On Monday, Asian stocks rose to their highest levels in six weeks, and the dollar was near its lowest level in three months, on the expectation that the Federal Reserve will cut?interest rates in the coming year. This has also led to a strong rally in precious-metals. Silver rose above the $80-per-ounce mark?for a?first time? in volatile trading Monday. Platinum and palladium also fell after reaching all-time-highs. Gold fell 0.45%, but it has broken record highs several times this year. It is now on course to have its largest annual gain since 1979. Charu Chanana is the chief investment strategist for Saxo. She said that precious metals were lifted by a powerful combination of rate-cutting tailwinds as well as hedging geopolitical uncertainty and fiscal uncertainty.

"Add to that supply concerns and the movement has become parabolic. But the near-vertical rise in late-year prices, particularly for silver, raises the possibility of increased volatility. The risk near-term is technical, and based on positioning."

Chanana stated that the big picture of precious metals is still?positive. This is due to fiscal and geopolitical uncertainty, as well as ongoing demand for diversification. She said that any pullbacks could be viewed as an opportunity for long-term investment to rebuild their exposure. Investors were re-focused on geopolitics after U.S. president Donald Trump met Ukrainian president Volodymyr Zelenskiy. Although no agreement has yet been reached to bring peace to Ukraine, the talks were positive. China's military deployed army, navy, air force and artillery around Taiwan for "Justice Mission 2025", as the island pledged to defend democracy.

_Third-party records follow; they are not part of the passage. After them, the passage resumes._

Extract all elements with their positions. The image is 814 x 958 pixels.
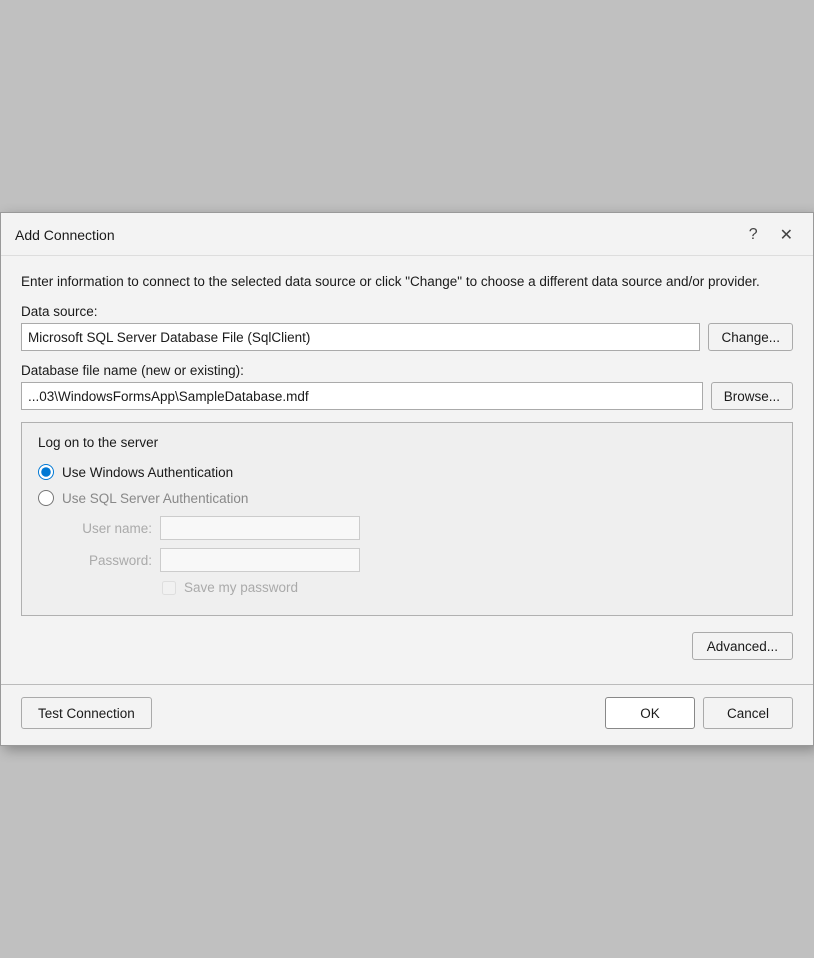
password-row: Password: [62,548,776,572]
footer-divider [1,684,813,685]
windows-auth-label: Use Windows Authentication [62,465,233,480]
description-text: Enter information to connect to the sele… [21,272,793,292]
dialog-title: Add Connection [15,227,115,243]
footer-right-buttons: OK Cancel [605,697,793,729]
sql-auth-label: Use SQL Server Authentication [62,491,248,506]
user-name-row: User name: [62,516,776,540]
data-source-label: Data source: [21,304,793,319]
logon-group-title: Log on to the server [38,435,776,450]
user-name-input[interactable] [160,516,360,540]
data-source-row: Change... [21,323,793,351]
save-password-checkbox[interactable] [162,581,176,595]
test-connection-button[interactable]: Test Connection [21,697,152,729]
user-name-label: User name: [62,521,152,536]
change-button[interactable]: Change... [708,323,793,351]
title-bar-left: Add Connection [15,227,115,243]
db-file-row: Browse... [21,382,793,410]
password-label: Password: [62,553,152,568]
db-file-section: Database file name (new or existing): Br… [21,363,793,410]
advanced-row: Advanced... [21,628,793,664]
save-password-row: Save my password [162,580,776,595]
title-bar: Add Connection ? ✕ [1,213,813,256]
windows-auth-row[interactable]: Use Windows Authentication [38,464,776,480]
windows-auth-radio[interactable] [38,464,54,480]
cancel-button[interactable]: Cancel [703,697,793,729]
ok-button[interactable]: OK [605,697,695,729]
dialog-body: Enter information to connect to the sele… [1,256,813,680]
data-source-section: Data source: Change... [21,304,793,351]
footer-buttons: Test Connection OK Cancel [1,689,813,745]
sql-auth-radio[interactable] [38,490,54,506]
add-connection-dialog: Add Connection ? ✕ Enter information to … [0,212,814,746]
browse-button[interactable]: Browse... [711,382,793,410]
title-bar-controls: ? ✕ [743,223,799,247]
password-input[interactable] [160,548,360,572]
db-file-input[interactable] [21,382,703,410]
help-button[interactable]: ? [743,224,764,246]
sql-auth-fields: User name: Password: Save my password [62,516,776,595]
data-source-input[interactable] [21,323,700,351]
logon-group: Log on to the server Use Windows Authent… [21,422,793,616]
db-file-label: Database file name (new or existing): [21,363,793,378]
save-password-label: Save my password [184,580,298,595]
sql-auth-row[interactable]: Use SQL Server Authentication [38,490,776,506]
close-button[interactable]: ✕ [774,223,799,247]
advanced-button[interactable]: Advanced... [692,632,793,660]
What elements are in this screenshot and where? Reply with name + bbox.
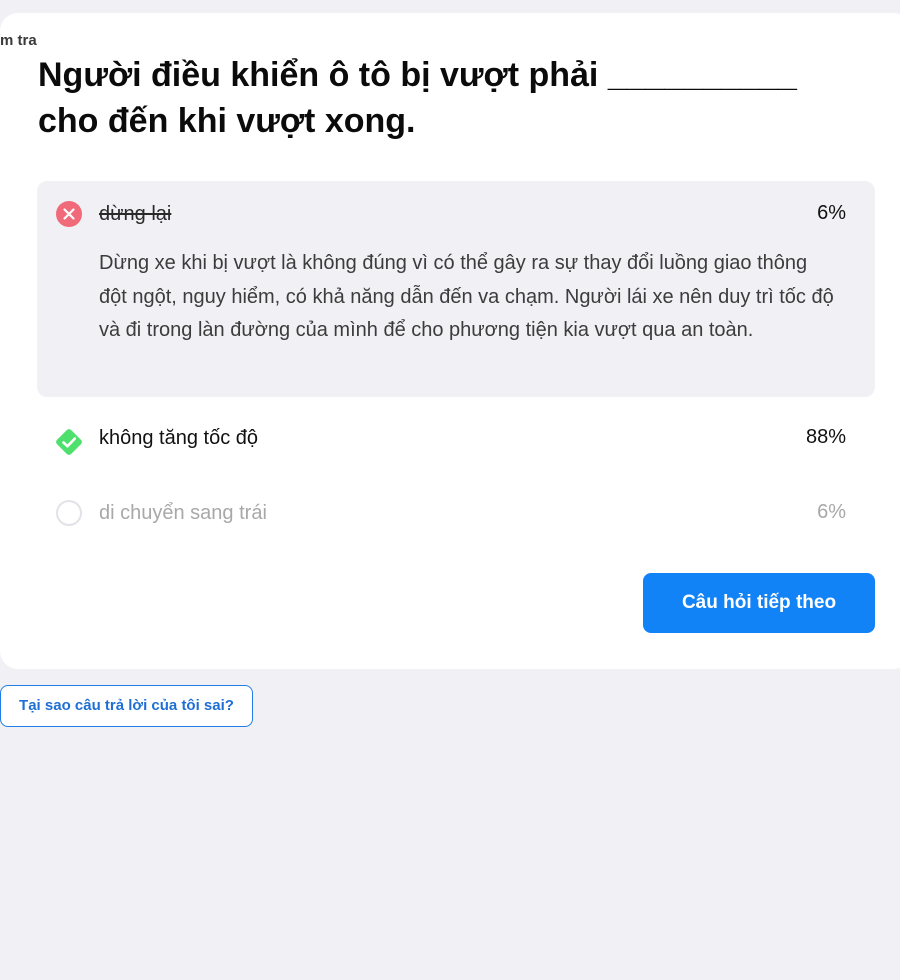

STOCKS END THE YEAR STRONGLY In the stock market,?MSCI?s broadest Asia-Pacific index was 0.5%?? higher in a strong week to end the year. The majority of Asian markets are up double digits this year, as investors have shrugged off Trump’s tariff salvos in favor of AI.

South Korea's Kospi climbed 1.7% to reach a two-month high, bringing its annual surge to 75%. It is on track to achieve its biggest gain since 1999. Japan's Nikkei fell 0.5% but is on track to increase by about 27% for the year. Taiwan stocks also rose 1%, reaching a new record, and are poised to rise 25% annually.

As Europe returns from its Christmas and Boxing Day holiday, the buoyant mood is expected to continue. European futures are pointing towards a higher opening.

The minutes of the Fed’s last meeting, due Tuesday, will be the focus for investors during the holiday-shortened week. The U.S. Central Bank cut rates this month, and forecast only one more for next year. However, traders have priced at least two additional cuts.

FRAIL?YEN FIND SUPPORT On Monday, a summary of slightly hawkish opinions from the Bank of Japan policy meeting held in December was released. The Japanese yen rose 0.2% to reach 156.13 against the U.S. Dollar. The summary showed that many members of the BOJ board felt the need to increase the policy rate.

BOJ raised interest rates earlier this month, a move that was well-telegraphed. However, the markets were disappointed by comments made afterwards which suggested that the central bank wasn't in a hurry to raise again. The yen was impacted and traders were worried about intervention after officials in Tokyo issued strong verbal warnings.

The dollar has been under pressure due to the prospect of the Fed lowering rates next year. A new Fed chair who may be dovish or willing to lower interest rates is also looming large.

The dollar index (which measures the greenback versus six rival currencies) was stable at 98.13. It is on course for a 9.5% decline for the year. This will be its steepest drop since 2017.